Originally Posted by MMM
Well said, you will see this has happened with PC Tech mags as they have changed considerably with the inclusion of smart phones & tabs.
DIY PC builds has died off in my opinion.
Out of the regulars here how many would admit their enthusiasm has waned.
It's not so much that my enthusiasm has waned.
to be honest I never got involved in the over-clocking threads. And I never saw over clocking as a way to get a cheaper fast computer. for me over clocking was always about getting "the best" computer.
For my budget at the time when OC'ing was big I never had the money to buy high end components, and never was able to setup a large cooling rig because of the expense that entailed. sure there are a few people who changed what they could to eeek a few more MHz out of what they had.

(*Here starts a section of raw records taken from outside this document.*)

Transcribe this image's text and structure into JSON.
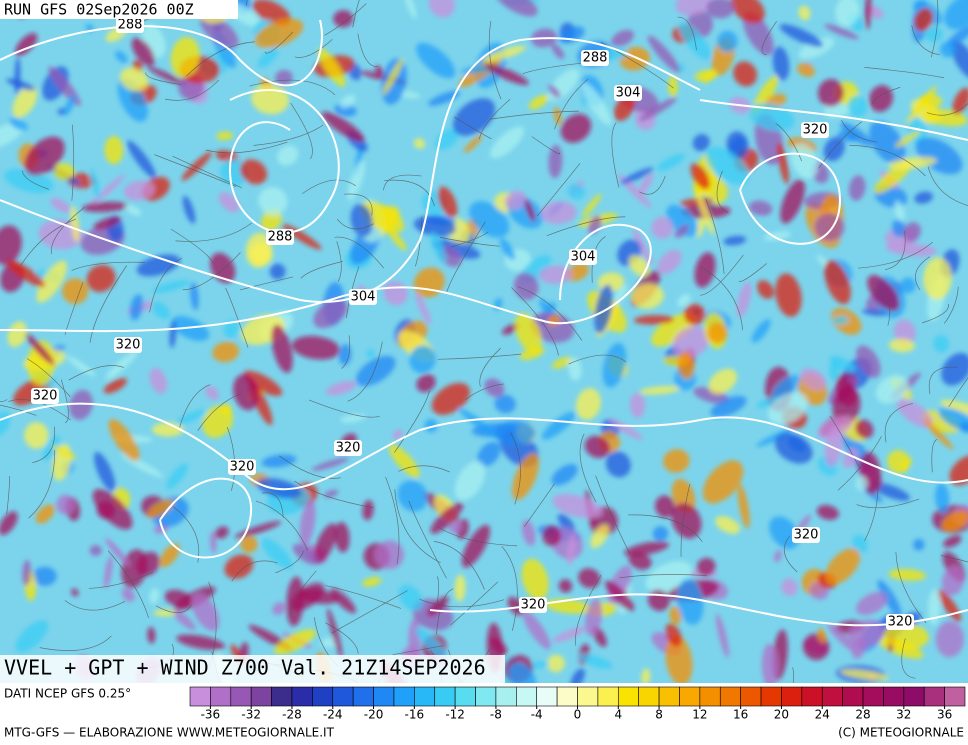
{
  "header": {
    "run": "RUN GFS 02Sep2026 00Z"
  },
  "contour_labels": [
    "288",
    "288",
    "304",
    "320",
    "288",
    "304",
    "304",
    "320",
    "320",
    "320",
    "320",
    "320",
    "320",
    "320"
  ],
  "map_title": "VVEL + GPT + WIND Z700 Val. 21Z14SEP2026",
  "source": "DATI NCEP GFS 0.25°",
  "colorbar": {
    "lim": [
      -38,
      38
    ],
    "ticks": [
      -36,
      -32,
      -28,
      -24,
      -20,
      -16,
      -12,
      -8,
      -4,
      0,
      4,
      8,
      12,
      16,
      20,
      24,
      28,
      32,
      36
    ],
    "colors": [
      "#c890dc",
      "#b070c8",
      "#9658b4",
      "#7c44a0",
      "#3c2c8c",
      "#2a2ca8",
      "#2040c4",
      "#2058dc",
      "#2070ec",
      "#2088f4",
      "#20a0f8",
      "#28b8f8",
      "#38ccf4",
      "#58dcf0",
      "#80e8f0",
      "#a8f0f0",
      "#c8f8f4",
      "#e8fcf8",
      "#fcfcc8",
      "#fcf890",
      "#fcf050",
      "#f8e400",
      "#f8d400",
      "#f8c000",
      "#f8a800",
      "#f49000",
      "#f07800",
      "#ec5800",
      "#e43800",
      "#dc2010",
      "#cc1028",
      "#c01040",
      "#b00c50",
      "#a40c5c",
      "#980c64",
      "#8c0c68",
      "#a8307c",
      "#c060a0"
    ]
  },
  "footer": {
    "left": "MTG-GFS — ELABORAZIONE WWW.METEOGIORNALE.IT",
    "right": "(C) METEOGIORNALE"
  }
}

but the true goal of overclocking was to get the absolute best you could out of the latest and greatest, to take the best chip on the market and make it better, it was possible to have the best consumer system in the world, and that was worth talking about. the former (making your 1.8Ghz PC run at 2Ghz, was not really noteworthy).
Last year I gave away my nice case to a kid who wanted to start building computers, it was a big case plenty of bays, made of aluminium magnesium alloy with 9-fans, basically perfect for a guy who it looking for parts to build something/anything with...

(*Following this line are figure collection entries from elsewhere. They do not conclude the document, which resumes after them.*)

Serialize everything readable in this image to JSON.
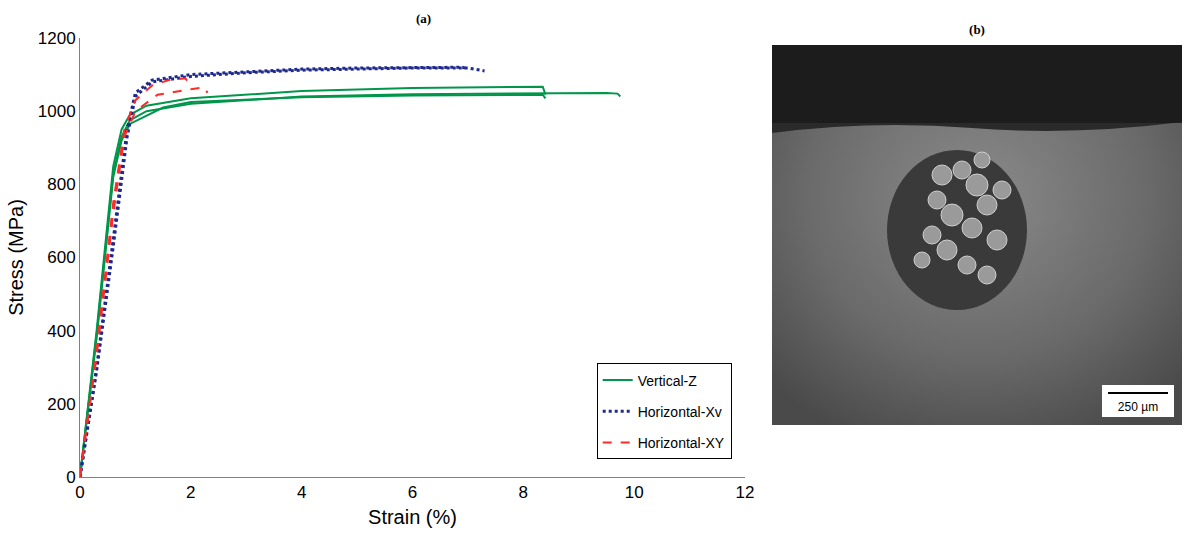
{
  "chart_data": {
    "type": "line",
    "title": "(a)",
    "x_label": "Strain (%)",
    "y_label": "Stress (MPa)",
    "xlim": [
      0,
      12
    ],
    "xticks": [
      0,
      2,
      4,
      6,
      8,
      10,
      12
    ],
    "ylim": [
      0,
      1200
    ],
    "yticks": [
      0,
      200,
      400,
      600,
      800,
      1000,
      1200
    ],
    "grid": false,
    "legend": "bottom right",
    "series": [
      {
        "name": "Vertical-Z",
        "color": "#00964b",
        "line_style": "solid",
        "x": [
          0,
          0.3,
          0.6,
          0.75,
          0.9,
          1.2,
          2,
          4,
          6,
          8,
          8.35,
          8.4
        ],
        "values": [
          0,
          400,
          850,
          950,
          990,
          1015,
          1035,
          1055,
          1063,
          1066,
          1067,
          1045
        ]
      },
      {
        "name": "Vertical-Z",
        "color": "#00964b",
        "line_style": "solid",
        "x": [
          0,
          0.3,
          0.6,
          0.75,
          0.9,
          1.2,
          2,
          4,
          6,
          8,
          9.5,
          9.7,
          9.75
        ],
        "values": [
          0,
          390,
          830,
          930,
          975,
          1000,
          1020,
          1040,
          1046,
          1049,
          1050,
          1048,
          1040
        ]
      },
      {
        "name": "Vertical-Z",
        "color": "#00964b",
        "line_style": "solid",
        "x": [
          0,
          0.3,
          0.6,
          0.75,
          0.9,
          1.5,
          2,
          4,
          6,
          8,
          8.35,
          8.4
        ],
        "values": [
          0,
          380,
          820,
          920,
          965,
          1010,
          1025,
          1038,
          1043,
          1045,
          1045,
          1035
        ]
      },
      {
        "name": "Horizontal-Xv",
        "color": "#1f2a8c",
        "line_style": "dotted",
        "x": [
          0,
          0.3,
          0.6,
          0.85,
          1.0,
          1.3,
          2,
          3,
          4,
          5,
          6,
          6.9,
          7.0
        ],
        "values": [
          0,
          300,
          650,
          950,
          1050,
          1085,
          1100,
          1108,
          1115,
          1118,
          1120,
          1120,
          1115
        ]
      },
      {
        "name": "Horizontal-Xv",
        "color": "#1f2a8c",
        "line_style": "dotted",
        "x": [
          0,
          0.3,
          0.6,
          0.85,
          1.0,
          1.3,
          2,
          3,
          4,
          5,
          6,
          7,
          7.3
        ],
        "values": [
          0,
          290,
          630,
          930,
          1040,
          1080,
          1095,
          1105,
          1112,
          1116,
          1118,
          1118,
          1110
        ]
      },
      {
        "name": "Horizontal-XY",
        "color": "#ff2a2a",
        "line_style": "dashed",
        "x": [
          0,
          0.3,
          0.6,
          0.8,
          1.0,
          1.3,
          1.6,
          1.9,
          1.95
        ],
        "values": [
          0,
          350,
          750,
          950,
          1030,
          1070,
          1085,
          1090,
          1080
        ]
      },
      {
        "name": "Horizontal-XY",
        "color": "#ff2a2a",
        "line_style": "dashed",
        "x": [
          0,
          0.3,
          0.6,
          0.8,
          1.0,
          1.4,
          2.0,
          2.25,
          2.3
        ],
        "values": [
          0,
          330,
          720,
          930,
          1000,
          1045,
          1060,
          1065,
          1050
        ]
      }
    ]
  },
  "panel_b": {
    "label": "(b)",
    "scale_bar": "250 µm"
  }
}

what I think has really killed over clocking is laptops, cheap and convenient, ubiquitous, and not upgradeable in any meaningful sense. - why have a box in the corner that I need to get up and use when I can sit wherever I like?

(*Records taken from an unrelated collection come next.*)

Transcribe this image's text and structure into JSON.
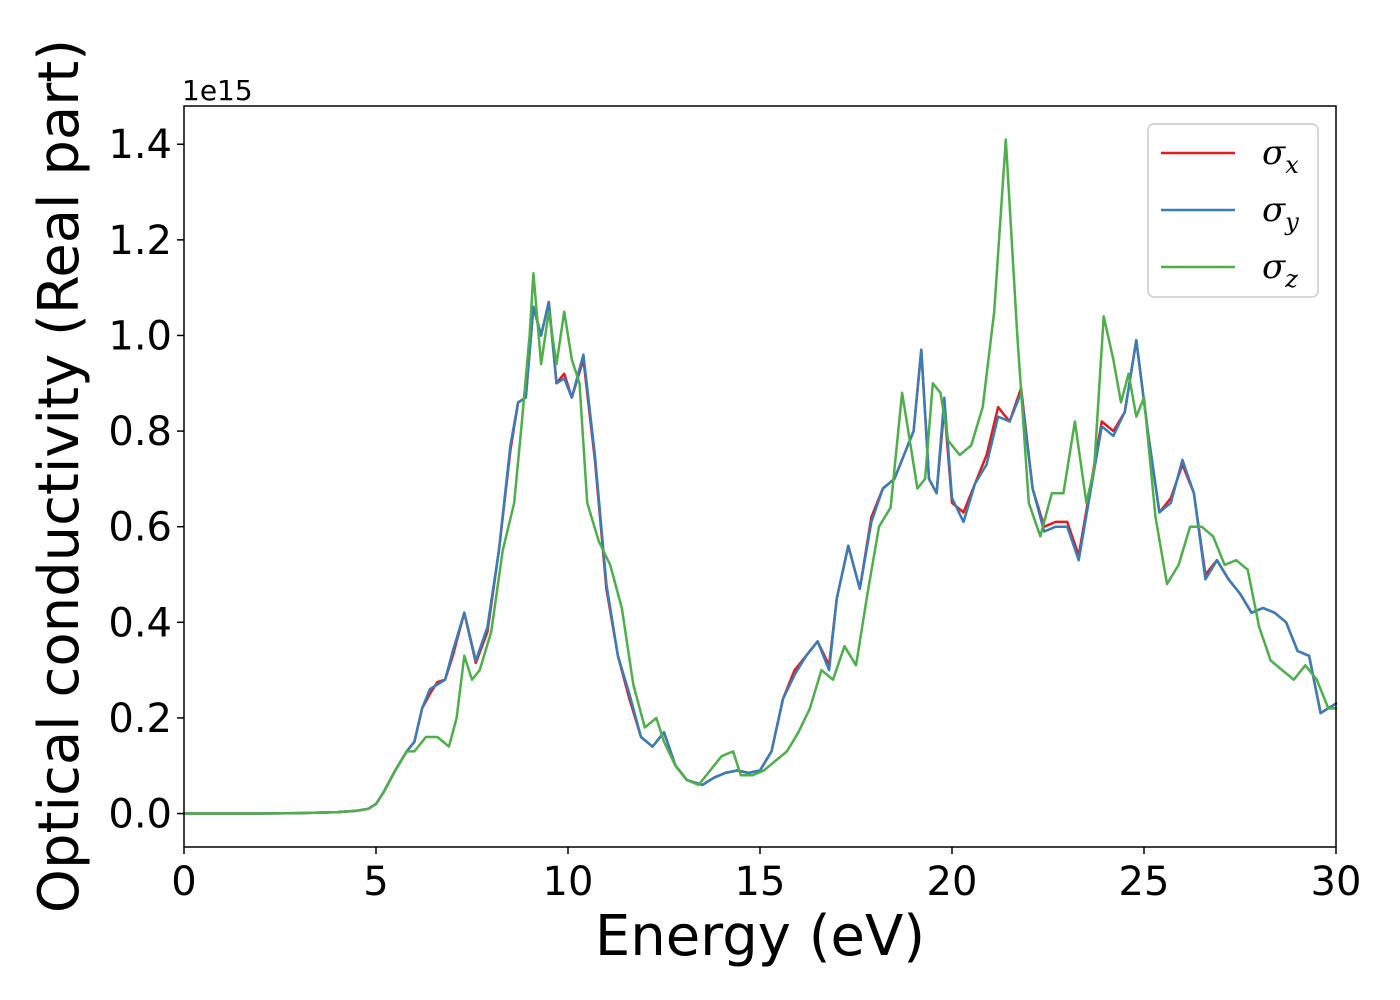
{
  "chart_data": {
    "type": "line",
    "xlabel": "Energy (eV)",
    "ylabel": "Optical conductivity (Real part)",
    "y_offset_label": "1e15",
    "xlim": [
      0,
      30
    ],
    "ylim": [
      -0.07,
      1.48
    ],
    "xticks": [
      0,
      5,
      10,
      15,
      20,
      25,
      30
    ],
    "yticks": [
      0.0,
      0.2,
      0.4,
      0.6,
      0.8,
      1.0,
      1.2,
      1.4
    ],
    "ytick_labels": [
      "0.0",
      "0.2",
      "0.4",
      "0.6",
      "0.8",
      "1.0",
      "1.2",
      "1.4"
    ],
    "grid": false,
    "legend_position": "top-right",
    "series": [
      {
        "name": "σ",
        "subscript": "x",
        "color": "#e41a1c",
        "x": [
          0,
          1,
          2,
          3,
          4,
          4.5,
          4.8,
          5.0,
          5.2,
          5.5,
          5.8,
          6.0,
          6.2,
          6.4,
          6.6,
          6.8,
          7.0,
          7.3,
          7.6,
          7.9,
          8.2,
          8.5,
          8.7,
          8.9,
          9.1,
          9.3,
          9.5,
          9.7,
          9.9,
          10.1,
          10.4,
          10.7,
          11.0,
          11.3,
          11.6,
          11.9,
          12.2,
          12.5,
          12.8,
          13.1,
          13.5,
          13.8,
          14.1,
          14.4,
          14.7,
          15.0,
          15.3,
          15.6,
          15.9,
          16.2,
          16.5,
          16.8,
          17.0,
          17.3,
          17.6,
          17.9,
          18.2,
          18.5,
          18.8,
          19.0,
          19.2,
          19.4,
          19.6,
          19.8,
          20.0,
          20.3,
          20.6,
          20.9,
          21.2,
          21.5,
          21.8,
          22.1,
          22.4,
          22.7,
          23.0,
          23.3,
          23.6,
          23.9,
          24.2,
          24.5,
          24.8,
          25.1,
          25.4,
          25.7,
          26.0,
          26.3,
          26.6,
          26.9,
          27.2,
          27.5,
          27.8,
          28.1,
          28.4,
          28.7,
          29.0,
          29.3,
          29.6,
          30
        ],
        "y": [
          0,
          0,
          0,
          0.001,
          0.003,
          0.006,
          0.01,
          0.02,
          0.045,
          0.09,
          0.13,
          0.15,
          0.22,
          0.25,
          0.275,
          0.28,
          0.33,
          0.42,
          0.315,
          0.38,
          0.55,
          0.76,
          0.86,
          0.87,
          1.06,
          1.0,
          1.07,
          0.9,
          0.92,
          0.87,
          0.95,
          0.74,
          0.47,
          0.33,
          0.24,
          0.16,
          0.14,
          0.17,
          0.1,
          0.07,
          0.06,
          0.075,
          0.085,
          0.09,
          0.085,
          0.09,
          0.13,
          0.24,
          0.3,
          0.33,
          0.36,
          0.31,
          0.45,
          0.56,
          0.47,
          0.62,
          0.68,
          0.7,
          0.76,
          0.8,
          0.97,
          0.7,
          0.67,
          0.85,
          0.65,
          0.63,
          0.69,
          0.75,
          0.85,
          0.82,
          0.89,
          0.68,
          0.6,
          0.61,
          0.61,
          0.54,
          0.68,
          0.82,
          0.8,
          0.84,
          0.99,
          0.8,
          0.63,
          0.66,
          0.73,
          0.67,
          0.5,
          0.53,
          0.49,
          0.46,
          0.42,
          0.43,
          0.42,
          0.4,
          0.34,
          0.33,
          0.21,
          0.23
        ]
      },
      {
        "name": "σ",
        "subscript": "y",
        "color": "#377eb8",
        "x": [
          0,
          1,
          2,
          3,
          4,
          4.5,
          4.8,
          5.0,
          5.2,
          5.5,
          5.8,
          6.0,
          6.2,
          6.4,
          6.6,
          6.8,
          7.0,
          7.3,
          7.6,
          7.9,
          8.2,
          8.5,
          8.7,
          8.9,
          9.1,
          9.3,
          9.5,
          9.7,
          9.9,
          10.1,
          10.4,
          10.7,
          11.0,
          11.3,
          11.6,
          11.9,
          12.2,
          12.5,
          12.8,
          13.1,
          13.5,
          13.8,
          14.1,
          14.4,
          14.7,
          15.0,
          15.3,
          15.6,
          15.9,
          16.2,
          16.5,
          16.8,
          17.0,
          17.3,
          17.6,
          17.9,
          18.2,
          18.5,
          18.8,
          19.0,
          19.2,
          19.4,
          19.6,
          19.8,
          20.0,
          20.3,
          20.6,
          20.9,
          21.2,
          21.5,
          21.8,
          22.1,
          22.4,
          22.7,
          23.0,
          23.3,
          23.6,
          23.9,
          24.2,
          24.5,
          24.8,
          25.1,
          25.4,
          25.7,
          26.0,
          26.3,
          26.6,
          26.9,
          27.2,
          27.5,
          27.8,
          28.1,
          28.4,
          28.7,
          29.0,
          29.3,
          29.6,
          30
        ],
        "y": [
          0,
          0,
          0,
          0.001,
          0.003,
          0.006,
          0.01,
          0.02,
          0.045,
          0.09,
          0.13,
          0.15,
          0.22,
          0.26,
          0.27,
          0.28,
          0.34,
          0.42,
          0.32,
          0.39,
          0.55,
          0.77,
          0.86,
          0.87,
          1.06,
          1.0,
          1.07,
          0.9,
          0.91,
          0.87,
          0.96,
          0.75,
          0.48,
          0.33,
          0.25,
          0.16,
          0.14,
          0.17,
          0.1,
          0.07,
          0.06,
          0.075,
          0.085,
          0.09,
          0.085,
          0.09,
          0.13,
          0.24,
          0.29,
          0.33,
          0.36,
          0.3,
          0.45,
          0.56,
          0.47,
          0.61,
          0.68,
          0.7,
          0.76,
          0.8,
          0.97,
          0.7,
          0.67,
          0.87,
          0.66,
          0.61,
          0.69,
          0.73,
          0.83,
          0.82,
          0.88,
          0.68,
          0.59,
          0.6,
          0.6,
          0.53,
          0.67,
          0.81,
          0.79,
          0.84,
          0.99,
          0.8,
          0.63,
          0.65,
          0.74,
          0.67,
          0.49,
          0.53,
          0.49,
          0.46,
          0.42,
          0.43,
          0.42,
          0.4,
          0.34,
          0.33,
          0.21,
          0.23
        ]
      },
      {
        "name": "σ",
        "subscript": "z",
        "color": "#4daf4a",
        "x": [
          0,
          1,
          2,
          3,
          4,
          4.5,
          4.8,
          5.0,
          5.2,
          5.5,
          5.8,
          6.0,
          6.3,
          6.6,
          6.9,
          7.1,
          7.3,
          7.5,
          7.7,
          8.0,
          8.3,
          8.6,
          8.8,
          9.0,
          9.1,
          9.3,
          9.5,
          9.7,
          9.9,
          10.1,
          10.3,
          10.5,
          10.8,
          11.1,
          11.4,
          11.7,
          12.0,
          12.3,
          12.5,
          12.8,
          13.1,
          13.4,
          13.7,
          14.0,
          14.3,
          14.5,
          14.8,
          15.1,
          15.4,
          15.7,
          16.0,
          16.3,
          16.6,
          16.9,
          17.2,
          17.5,
          17.8,
          18.1,
          18.4,
          18.7,
          18.9,
          19.1,
          19.3,
          19.5,
          19.7,
          19.9,
          20.2,
          20.5,
          20.8,
          21.1,
          21.4,
          21.7,
          22.0,
          22.3,
          22.6,
          22.9,
          23.2,
          23.5,
          23.7,
          23.95,
          24.2,
          24.4,
          24.6,
          24.8,
          25.0,
          25.3,
          25.6,
          25.9,
          26.2,
          26.5,
          26.8,
          27.1,
          27.4,
          27.7,
          28.0,
          28.3,
          28.6,
          28.9,
          29.2,
          29.5,
          29.8,
          30
        ],
        "y": [
          0,
          0,
          0,
          0.001,
          0.003,
          0.006,
          0.01,
          0.02,
          0.045,
          0.09,
          0.13,
          0.13,
          0.16,
          0.16,
          0.14,
          0.2,
          0.33,
          0.28,
          0.3,
          0.38,
          0.55,
          0.65,
          0.82,
          1.0,
          1.13,
          0.94,
          1.05,
          0.94,
          1.05,
          0.95,
          0.9,
          0.65,
          0.57,
          0.52,
          0.43,
          0.27,
          0.18,
          0.2,
          0.15,
          0.1,
          0.07,
          0.06,
          0.09,
          0.12,
          0.13,
          0.08,
          0.08,
          0.09,
          0.11,
          0.13,
          0.17,
          0.22,
          0.3,
          0.28,
          0.35,
          0.31,
          0.46,
          0.6,
          0.64,
          0.88,
          0.78,
          0.68,
          0.7,
          0.9,
          0.88,
          0.78,
          0.75,
          0.77,
          0.85,
          1.05,
          1.41,
          1.0,
          0.65,
          0.58,
          0.67,
          0.67,
          0.82,
          0.65,
          0.72,
          1.04,
          0.95,
          0.86,
          0.92,
          0.83,
          0.87,
          0.62,
          0.48,
          0.52,
          0.6,
          0.6,
          0.58,
          0.52,
          0.53,
          0.51,
          0.39,
          0.32,
          0.3,
          0.28,
          0.31,
          0.28,
          0.22,
          0.22
        ]
      }
    ]
  }
}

I think more than a waning of interest, I'm actually more interested than ever in IT.
We had our companies annual meeting yesterday, and as I was leaving I saw a convention for redgate SQL products, I thought about skipping work to see what it was all about. (my interest in computers is great enough to consider skipping out of work)
And that's the problem, my interests are far and varied but relate to more specialist activities,
Ask me about exchange, SQL or Citrix, active directory, programming embedded devices, setting up managed switches and routers, ect even setting up secure server environments (such as PCI-DSS compliant or ISO 27001 etc) and I'll be really enthused -I've got bunches of opinions since this is the stuff that we do where I work.
But often the topic of conversations tend to be more desktop based, I suppose my knowledge of desktops is just less than it used to be since I'm using servers everyday, and my desktop is just a tool to get stuff done.
trouble is not many people come here to get server questions answered.